Stocks were relatively quiet on Monday as the world waited for President Trump to address Congress. Over the weekend, Warren Buffett said he was still bullish on US stocks and said America’s best days are ahead of us. Elsewhere, David Tepper, billionaire hedge fund manager, said he’s still long stocks and short bonds. In economic news, durable goods orders rose +1.8% in January, slightly above the expected 1.7% estimate. Separately, Pending home sales, fell -2.8% in January and hit their lowest level in a year.
Stocks fell on Tuesday as the world waited for President Trump to deliver his first official speech to Congress. Economic news was mixed. The second reading on Q4 2016 GDP came in at 1.9%, missing estimates for 2.1%. The S&P Corelogic Case-Shiller Home Price Index came in at 0.9%, beating estimates for 0.7%. Elsewhere, Chicago PMI came in at 57.4, beating estimates for 53.0. The Richmond Fed Manufacturing index came in at 17, higher than the last reading of 12. Finally, consumer confidence jumped to 114.8, easily beating the Street’s estimate for 111.3. After Tuesday’s close, Trump gave a speech to Congress and stocks soared on Wednesday. The Dow vaulted above 21,000 and soared over 300 points! Clearly, the market continues to give Trump the bullish benefit of the doubt.
Thur & Fri Action
Stocks fell on Thursday as the market finally pulled back from deeply overbought conditions. Snap — the parent company for social media platform Snapchat — finally IPO’d and its stock jumped over 40% from the IPO price of $17 a share. Separately, Attorney General Sessions said he will recuse himself from investigations related to Trump’s campaign and Russia. Separately, Caterpillar’s (CAT) stock fell after a few government agencies raided three of its offices. Stocks were very quiet on Friday after Yellen left the door open for a rate hike in March.
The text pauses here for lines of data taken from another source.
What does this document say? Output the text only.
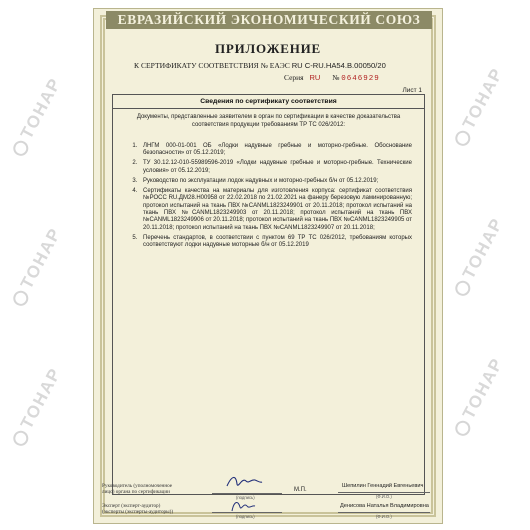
ТОНАР
ТОНАР
ТОНАР
ТОНАР
ТОНАР
ТОНАР
ЕВРАЗИЙСКИЙ ЭКОНОМИЧЕСКИЙ СОЮЗ
ПРИЛОЖЕНИЕ
К СЕРТИФИКАТУ СООТВЕТСТВИЯ № ЕАЭС RU C-RU.HA54.B.00050/20
Серия RU № 0646929
Лист 1
Сведения по сертификату соответствия
Документы, представленные заявителем в орган по сертификации в качестве доказательства соответствия продукции требованиям ТР ТС 026/2012:
1. ЛНГМ 000-01-001 ОБ «Лодки надувные гребные и моторно-гребные. Обоснование безопасности» от 05.12.2019;
2. ТУ 30.12.12-010-55989596-2019 «Лодки надувные гребные и моторно-гребные. Технические условия» от 05.12.2019;
3. Руководство по эксплуатации лодок надувных и моторно-гребных б/н от 05.12.2019;
4. Сертификаты качества на материалы для изготовления корпуса: сертификат соответствия №РОСС RU.ДМ28.H00958 от 22.02.2018 по 21.02.2021 на фанеру березовую ламинированную; протокол испытаний на ткань ПВХ №CANML1823249901 от 20.11.2018; протокол испытаний на ткань ПВХ №CANML1823249903 от 20.11.2018; протокол испытаний на ткань ПВХ №CANML1823249906 от 20.11.2018; протокол испытаний на ткань ПВХ №CANML1823249905 от 20.11.2018; протокол испытаний на ткань ПВХ №CANML1823249907 от 20.11.2018;
5. Перечень стандартов, в соответствии с пунктом 69 ТР ТС 026/2012, требованиям которых соответствуют лодки надувные моторные б/н от 05.12.2019
Руководитель (уполномоченное
лицо) органа по сертификации
(подпись)
М.П.
Шепилин Геннадий Евгеньевич
(Ф.И.О.)
Эксперт (эксперт-аудитор)
(эксперты (эксперты-аудиторы))
(подпись)
Денисова Наталья Владимировна
(Ф.И.О.)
Market Outlook: Strong Action Continues
The market remains strong as the major indices continue to hit fresh record highs. The bulls have a very strong fundamental backdrop of monetary and now fiscal policy. The ECB extended QE in December and will print another 2.4T to stimulate markets and the global economy. The US Fed only raised rates once in 2016, by a quarter point to 0.50%, which, historically, is still very low. On the fiscal side, Trump’s pro-growth policies are received well.